Patti Davis, daughter of late President Ronald Reagan and Nancy Reagan, just handed President Donald Trump a letter that said it all about his apparent friendship with the Russians.
This is not the first time Davis had called out the president .
It’s well known that my father was quite focused on anti-communism long before he entered politics. Ronald Reagan’s time as president of the Screen Actors Guild was often used in speaking out against the threat of communism as he (and others) perceived it in Hollywood. So it should come as no surprise that the topic occasionally found its way to the dinner table.
As a child with a flair for the dramatic I got it into my head that there was a real threat of the Russians landing on the beaches of Malibu with the goal of making America more like Russia. Which meant, in my mind, a landscape of somber gray cities and ashen faced people with no joy in their lives. I have no idea how I got the idea that everything in Russia was gray, it’s just the color my over-active imagination chose.
As I got older I found humor in my childishly dramatic projections, and would occasionally share the story with friends as a way of revealing what a quirky imagination I had, even at the age of seven. I have to admit that, these days, I don’t find it so funny anymore. Not that I think boats are going to land in Malibu, or that an entire country will be washed in gray, but the idea of Russia gaining leverage and even dominance over America no longer feels impossible.
In six short months Donald Trump, the president who doesn’t know how to be one, has tipped America off its position as the most powerful country in the world and left us scrambling in the dust, trying to remember who we are and who we are supposed to be on the international stage. David Gergen pointed out how sad and sobering it was to see, at the G-20 summit, that America is no longer the major player. I would add that what is particularly sobering is how quickly power can be dismantled. Our democracy was supposed to be invincible — that’s what many of us had come to believe. But that isn’t true. One man, whose arrogance and ego lead him trippingly into chaos of his own making, can turn a shining city on the hill into a shadowy, taudry replica of itself.

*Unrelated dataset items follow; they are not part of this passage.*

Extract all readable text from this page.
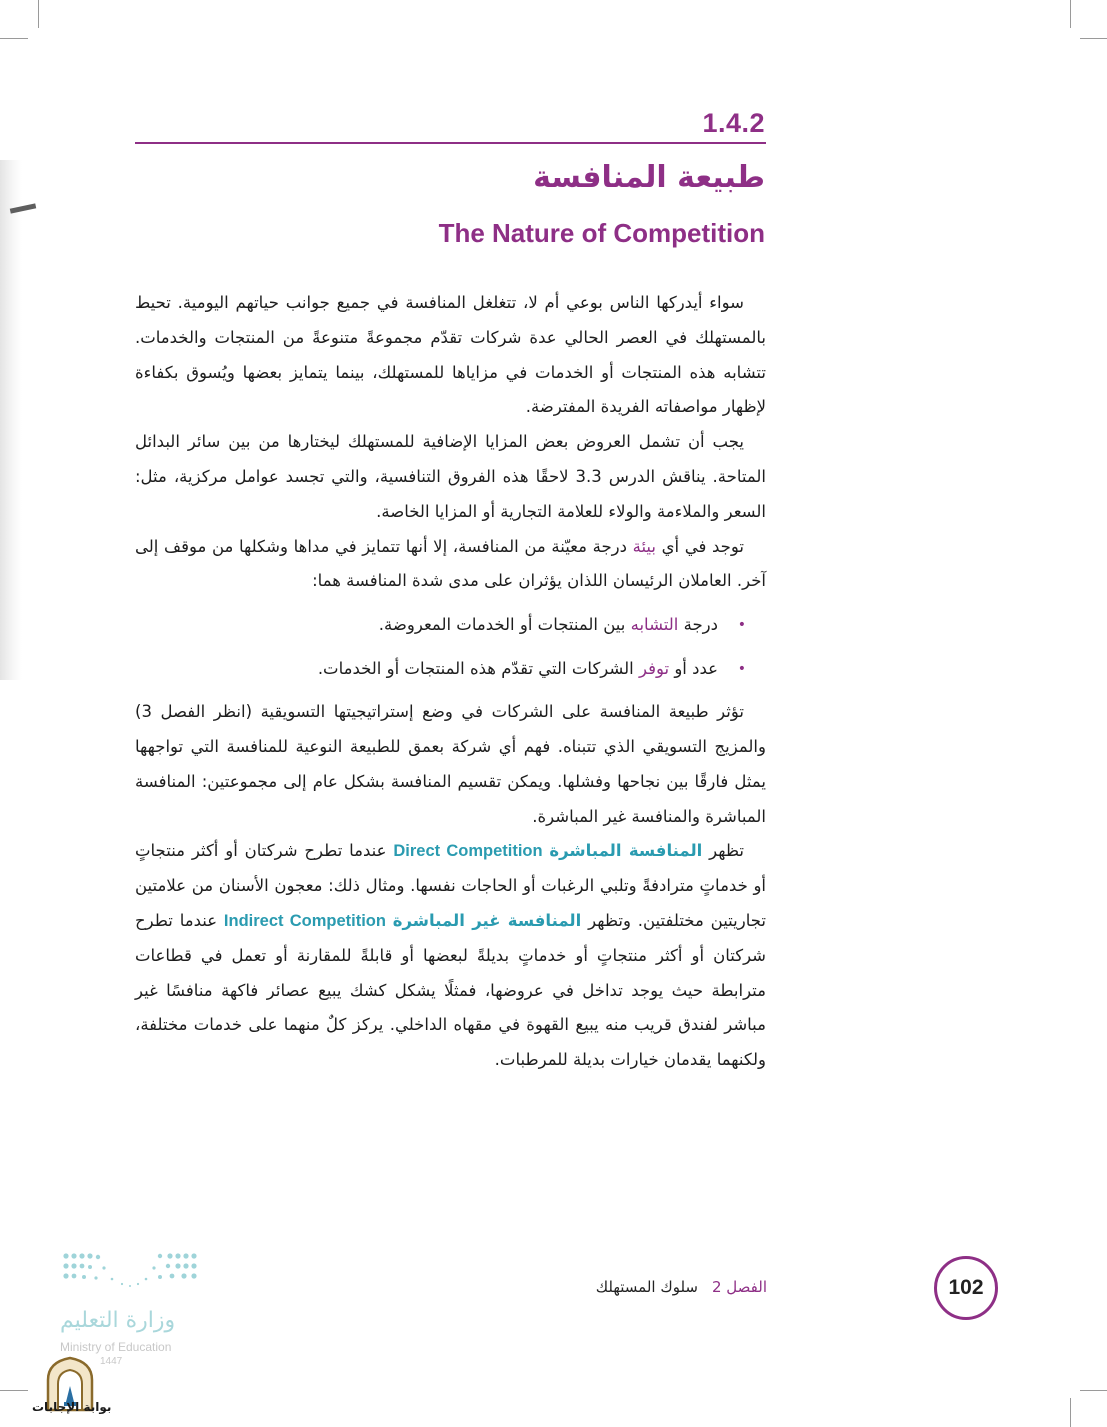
1.4.2
طبيعة المنافسة
The Nature of Competition

سواء أيدركها الناس بوعي أم لا، تتغلغل المنافسة في جميع جوانب حياتهم اليومية. تحيط بالمستهلك في العصر الحالي عدة شركات تقدّم مجموعةً متنوعةً من المنتجات والخدمات. تتشابه هذه المنتجات أو الخدمات في مزاياها للمستهلك، بينما يتمايز بعضها ويُسوق بكفاءة لإظهار مواصفاته الفريدة المفترضة.

يجب أن تشمل العروض بعض المزايا الإضافية للمستهلك ليختارها من بين سائر البدائل المتاحة. يناقش الدرس 3.3 لاحقًا هذه الفروق التنافسية، والتي تجسد عوامل مركزية، مثل: السعر والملاءمة والولاء للعلامة التجارية أو المزايا الخاصة.

توجد في أي بيئة درجة معيّنة من المنافسة، إلا أنها تتمايز في مداها وشكلها من موقف إلى آخر. العاملان الرئيسان اللذان يؤثران على مدى شدة المنافسة هما:

•
درجة التشابه بين المنتجات أو الخدمات المعروضة.
•
عدد أو توفر الشركات التي تقدّم هذه المنتجات أو الخدمات.

تؤثر طبيعة المنافسة على الشركات في وضع إستراتيجيتها التسويقية (انظر الفصل 3) والمزيج التسويقي الذي تتبناه. فهم أي شركة بعمق للطبيعة النوعية للمنافسة التي تواجهها يمثل فارقًا بين نجاحها وفشلها. ويمكن تقسيم المنافسة بشكل عام إلى مجموعتين: المنافسة المباشرة والمنافسة غير المباشرة.

تظهر المنافسة المباشرة Direct Competition عندما تطرح شركتان أو أكثر منتجاتٍ أو خدماتٍ مترادفةً وتلبي الرغبات أو الحاجات نفسها. ومثال ذلك: معجون الأسنان من علامتين تجاريتين مختلفتين. وتظهر المنافسة غير المباشرة Indirect Competition عندما تطرح شركتان أو أكثر منتجاتٍ أو خدماتٍ بديلةً لبعضها أو قابلةً للمقارنة أو تعمل في قطاعات مترابطة حيث يوجد تداخل في عروضها، فمثلًا يشكل كشك يبيع عصائر فاكهة منافسًا غير مباشر لفندق قريب منه يبيع القهوة في مقهاه الداخلي. يركز كلٌ منهما على خدمات مختلفة، ولكنهما يقدمان خيارات بديلة للمرطبات.

102
الفصل 2سلوك المستهلك
وزارة التعليم
Ministry of Education
1447
بوابة الإجابات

Where once we had currency in the world, we are now left holding fool’s gold.
I would just like to point out that I have never seen a group of people acquainted with so many Russians. I’ve met two Russian people in my entire life, and one of them was a refrigerator repair man. The fact that every other person the Trumps know is Russian should have tipped us off a year ago that something was amiss. But I digress.
The almost Shakespearean irony of Donald Trump as president is that his worst fear — that of being ridiculed and disregarded — is precisely what he has created by his own actions. If he was quiet for five minutes he might hear the echo of Putin’s laughter carried on the wind across countries and oceans. But Trump’s ego is a loud, boisterous thing and will never allow him to hear anything that might cause him to reflect.
I hate to end on a chilling note, but I’m going to. Our democracy, and the dignity of America, is wounded and bleeding out. It doesn’t mean that it can’t be restored and healed, but not by this administration. And it will only get worse if those intent on making excuses continue saying that Trump and his extended family are new at this governing thing, and are just bumbling a bit. They know exactly what they’re doing. And so does the rest of the world.